During my teaching years I often introduced students to Woman to Woman, a series of interviews between Marguerite Duras and the French journalist Xavière Gauthier. I am interested in these writers because of the way silence and repetition seems to be as much a part of their writing as the words themselves. There is a longing and absence to their work. The unsaid becomes a voice. In one interview with Xavière, Duras calls these silences “blanks” or “anesthesia—suppressions.”

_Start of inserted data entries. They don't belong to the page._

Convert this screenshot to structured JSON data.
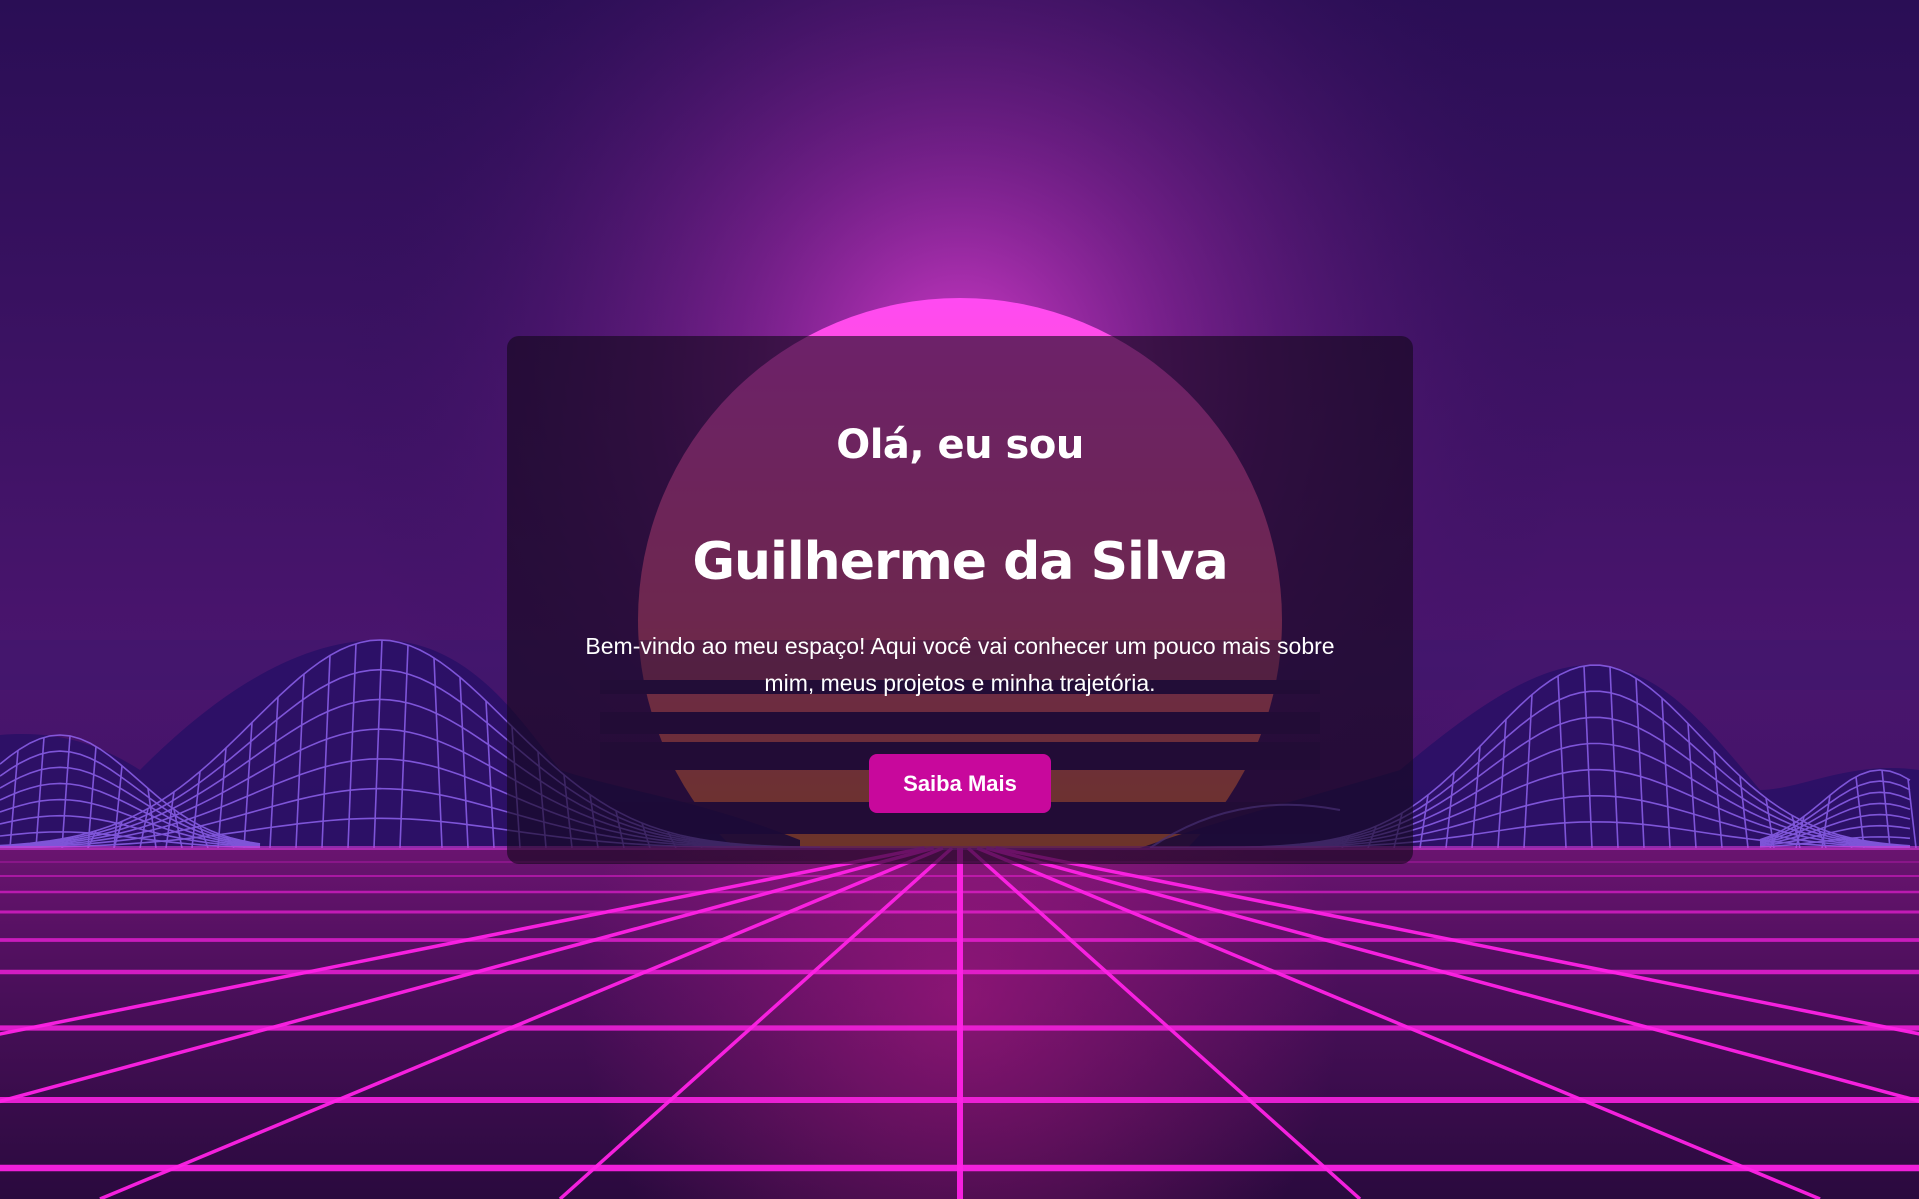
{
  "hero": {
    "greeting": "Olá, eu sou",
    "name": "Guilherme da Silva",
    "intro": "Bem-vindo ao meu espaço! Aqui você vai conhecer um pouco mais sobre mim, meus projetos e minha trajetória.",
    "cta_label": "Saiba Mais"
  },
  "colors": {
    "sky_top": "#1e0b45",
    "sky_glow": "#8a1f9e",
    "sun_top": "#ff45f0",
    "sun_bottom": "#ff7a1a",
    "grid_line": "#ff22e6",
    "mountain_line": "#9a6cff",
    "accent": "#c8089c"
  }
}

Like Duras and Xavière, all great writers must find a voice that demands attention on the page—not by being “loud” in a traditional sense but through achieving a dialect, in other words, a voice that no one else has. A voice that displaces the reader—be it through beauty or ugliness or attention to detail. I often used to tell students: “Put your stink on the page.” Where does that “stink,” that authenticity, come from? In many cases I think it’s linked to perception and place. The unique way one sees and attends to the world—both visually and emotionally. Susan Sontag echoes this thought in her quotation, “Love words, agonize over sentences. And pay attention to the world.” Speaking from the gut and linking it to the eye is often the quickest way to the “I.” Or as photographer William Eggleston says even more simply, “I am at war with the obvious.”
In a nutshell: Write great sentences. Revise like hell. Be fearless. Don’t let the industry tame you.